Schon jetzt wurde deutlich, daß dieser Plan eine Menge Arbeit erfordern würde. Denn für die Kanonen waren Plattformen erforderlich, also ein ebener Untergrund. Außerdem mußten diese Plattformen versteckt liegen und den Geschützmannschaften Deckung bieten. Folglich mußten solche „Nester“ erst gesucht und dann in einen brauchbaren Zustand gebracht werden.

Die Ratsmitglieder entschlossen sich zu einem Rundgang um die Insel und erkannten dabei schon nach kurzer Zeit das ganze Ausmaß der Schwierigkeiten, mit denen man fertig werden mußte. In den wenigsten Fällen gab es Landzungen, die auch nur annähernd die natürlichen Voraussetzungen boten, um Geschützstellungen ohne großen Arbeitsaufwand einzurichten. Fast überall würden Sprengungen erforderlich sein, bevor Lafetten und Geschützrohre in Position gebracht werden konnten.

Während ihres Rundganges erörterten die Ratsmitglieder und die Begleiter, die sich inzwischen dazugesellt hatten, weitere Möglichkeiten, Sicherheitsvorkehrungen zu treffen.

So war es Dan O’Flynn, der vorschlug, den Zugang zu den Buchten zu sperren. Wo es die Wassertiefe zuließ, konnte das durch Steinbarrieren geschehen, die man aufschüttete. In anderen Fällen ließ sich eine Sperrung durch Unterwasserketten vollziehen.

Alles in allem stand ein Arbeitsaufwand bevor, der nicht von heute auf morgen zu bewältigen war. Aber nachdem alle Crews über den Ratsbeschluß informiert waren, wurde die Arbeit sofort angepackt.

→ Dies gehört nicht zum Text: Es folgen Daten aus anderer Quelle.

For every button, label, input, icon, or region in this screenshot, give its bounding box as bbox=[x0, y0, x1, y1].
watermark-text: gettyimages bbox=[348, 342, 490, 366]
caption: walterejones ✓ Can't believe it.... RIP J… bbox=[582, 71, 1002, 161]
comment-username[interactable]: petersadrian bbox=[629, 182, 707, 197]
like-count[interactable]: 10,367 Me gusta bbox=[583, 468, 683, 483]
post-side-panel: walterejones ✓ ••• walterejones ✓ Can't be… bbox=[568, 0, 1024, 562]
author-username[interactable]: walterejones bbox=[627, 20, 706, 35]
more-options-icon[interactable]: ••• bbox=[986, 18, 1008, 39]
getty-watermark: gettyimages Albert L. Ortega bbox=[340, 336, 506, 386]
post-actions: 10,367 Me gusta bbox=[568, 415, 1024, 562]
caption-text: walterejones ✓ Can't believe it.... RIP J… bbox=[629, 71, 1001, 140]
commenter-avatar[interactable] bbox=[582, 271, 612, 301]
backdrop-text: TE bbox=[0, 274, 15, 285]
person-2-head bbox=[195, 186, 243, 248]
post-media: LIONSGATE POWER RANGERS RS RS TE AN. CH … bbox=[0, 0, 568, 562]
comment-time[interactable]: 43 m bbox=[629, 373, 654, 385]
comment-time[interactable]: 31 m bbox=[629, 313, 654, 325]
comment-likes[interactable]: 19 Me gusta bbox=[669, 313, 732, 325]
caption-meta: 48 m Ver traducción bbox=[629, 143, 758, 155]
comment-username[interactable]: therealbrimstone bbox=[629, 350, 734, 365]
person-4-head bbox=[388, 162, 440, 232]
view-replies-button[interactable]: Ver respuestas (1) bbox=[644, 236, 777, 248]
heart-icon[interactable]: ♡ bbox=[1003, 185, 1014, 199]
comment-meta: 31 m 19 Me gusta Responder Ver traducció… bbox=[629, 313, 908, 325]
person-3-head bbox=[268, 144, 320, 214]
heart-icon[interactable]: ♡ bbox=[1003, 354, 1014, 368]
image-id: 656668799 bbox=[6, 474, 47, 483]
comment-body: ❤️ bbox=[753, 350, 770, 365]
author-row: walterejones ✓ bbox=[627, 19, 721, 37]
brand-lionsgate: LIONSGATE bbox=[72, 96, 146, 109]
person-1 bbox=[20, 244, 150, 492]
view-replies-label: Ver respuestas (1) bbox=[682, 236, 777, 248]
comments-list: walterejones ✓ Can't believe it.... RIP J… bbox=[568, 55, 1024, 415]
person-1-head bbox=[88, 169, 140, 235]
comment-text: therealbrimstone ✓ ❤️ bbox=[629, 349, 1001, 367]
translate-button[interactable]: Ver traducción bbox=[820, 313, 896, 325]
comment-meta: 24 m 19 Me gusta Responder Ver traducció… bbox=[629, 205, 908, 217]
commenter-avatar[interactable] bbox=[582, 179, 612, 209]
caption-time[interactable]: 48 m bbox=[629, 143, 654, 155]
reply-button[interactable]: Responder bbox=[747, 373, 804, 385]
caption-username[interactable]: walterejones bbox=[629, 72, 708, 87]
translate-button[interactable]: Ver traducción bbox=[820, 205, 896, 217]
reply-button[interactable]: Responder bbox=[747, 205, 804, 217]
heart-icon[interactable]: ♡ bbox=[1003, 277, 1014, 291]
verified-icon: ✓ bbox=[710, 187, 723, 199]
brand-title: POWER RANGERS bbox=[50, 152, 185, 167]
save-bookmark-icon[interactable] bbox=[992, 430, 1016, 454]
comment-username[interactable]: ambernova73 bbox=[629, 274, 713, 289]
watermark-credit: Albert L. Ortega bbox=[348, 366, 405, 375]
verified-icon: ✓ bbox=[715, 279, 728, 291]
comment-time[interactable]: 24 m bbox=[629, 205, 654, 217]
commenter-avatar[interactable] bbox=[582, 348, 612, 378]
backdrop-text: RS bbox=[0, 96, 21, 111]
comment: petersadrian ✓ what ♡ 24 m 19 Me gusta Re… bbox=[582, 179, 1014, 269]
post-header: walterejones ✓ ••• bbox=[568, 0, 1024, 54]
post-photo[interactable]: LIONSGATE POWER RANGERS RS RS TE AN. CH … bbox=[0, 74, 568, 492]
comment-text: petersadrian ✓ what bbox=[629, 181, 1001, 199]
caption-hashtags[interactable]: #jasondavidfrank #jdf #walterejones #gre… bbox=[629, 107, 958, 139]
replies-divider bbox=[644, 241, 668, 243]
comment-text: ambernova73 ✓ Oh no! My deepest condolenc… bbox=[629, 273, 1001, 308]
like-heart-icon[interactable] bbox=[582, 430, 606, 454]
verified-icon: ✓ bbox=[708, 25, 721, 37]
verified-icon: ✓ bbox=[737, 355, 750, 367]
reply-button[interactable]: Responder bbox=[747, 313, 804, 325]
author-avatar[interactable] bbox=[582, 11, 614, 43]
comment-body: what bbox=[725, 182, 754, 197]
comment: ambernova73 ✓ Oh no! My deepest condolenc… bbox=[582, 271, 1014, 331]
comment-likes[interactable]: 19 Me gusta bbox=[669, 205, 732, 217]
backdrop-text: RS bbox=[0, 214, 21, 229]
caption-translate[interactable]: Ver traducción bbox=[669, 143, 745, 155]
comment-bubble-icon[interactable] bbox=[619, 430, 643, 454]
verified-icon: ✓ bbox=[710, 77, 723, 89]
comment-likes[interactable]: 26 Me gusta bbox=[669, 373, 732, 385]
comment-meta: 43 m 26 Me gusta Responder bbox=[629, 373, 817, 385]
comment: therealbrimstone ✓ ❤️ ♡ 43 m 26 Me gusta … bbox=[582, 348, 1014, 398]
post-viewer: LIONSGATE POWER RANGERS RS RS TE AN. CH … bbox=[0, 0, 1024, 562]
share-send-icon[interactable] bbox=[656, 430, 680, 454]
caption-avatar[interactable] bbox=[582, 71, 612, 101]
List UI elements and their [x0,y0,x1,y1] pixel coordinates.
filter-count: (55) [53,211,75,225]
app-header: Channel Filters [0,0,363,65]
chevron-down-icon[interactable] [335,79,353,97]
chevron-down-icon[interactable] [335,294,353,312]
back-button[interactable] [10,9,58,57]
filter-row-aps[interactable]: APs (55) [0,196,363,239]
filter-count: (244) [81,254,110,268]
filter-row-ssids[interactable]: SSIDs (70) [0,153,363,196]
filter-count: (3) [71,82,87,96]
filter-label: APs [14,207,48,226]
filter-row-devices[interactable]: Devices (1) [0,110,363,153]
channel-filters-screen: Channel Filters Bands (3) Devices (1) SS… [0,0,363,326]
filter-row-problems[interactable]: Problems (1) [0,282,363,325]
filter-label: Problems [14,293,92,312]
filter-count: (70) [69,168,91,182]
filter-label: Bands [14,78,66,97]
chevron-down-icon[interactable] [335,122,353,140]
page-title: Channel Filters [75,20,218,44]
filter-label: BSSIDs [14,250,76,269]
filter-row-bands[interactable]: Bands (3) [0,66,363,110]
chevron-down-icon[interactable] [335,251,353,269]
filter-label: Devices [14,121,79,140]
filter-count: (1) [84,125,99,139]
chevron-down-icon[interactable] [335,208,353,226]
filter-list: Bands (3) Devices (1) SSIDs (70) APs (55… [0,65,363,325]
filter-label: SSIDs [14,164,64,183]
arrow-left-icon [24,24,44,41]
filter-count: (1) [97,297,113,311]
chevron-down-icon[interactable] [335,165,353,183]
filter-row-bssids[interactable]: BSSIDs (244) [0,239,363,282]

Al Conroy, der Stückmeister der „Isabella“, bereitete sich mit Feuereifer auf seine neue Aufgabe als Sprengmeister vor. Und Hesekiel Ramsgate und seine Werftarbeiter übernahmen es, die Lafetten für die zahlreichen Geschützstellungen zu zimmern.

Den übrigen Männern aus den Crews stand die schweißtreibende Aufgabe bevor, die vorhandenen Geschützrohre zu den vorgesehenen Stellungen zu transportieren. Doch es gab kein einziges Wort des Murrens. Jeder einzelne aus dem Bund der Korsaren schien zu ahnen, daß die Arbeiten wirklich dringend erforderlich waren.

Obwohl es niemand äußerte, beschlich manch einen von ihnen dabei doch das beklemmende Gefühl, daß sich drohende Wolken über dem Bund der Korsaren zusammenzogen.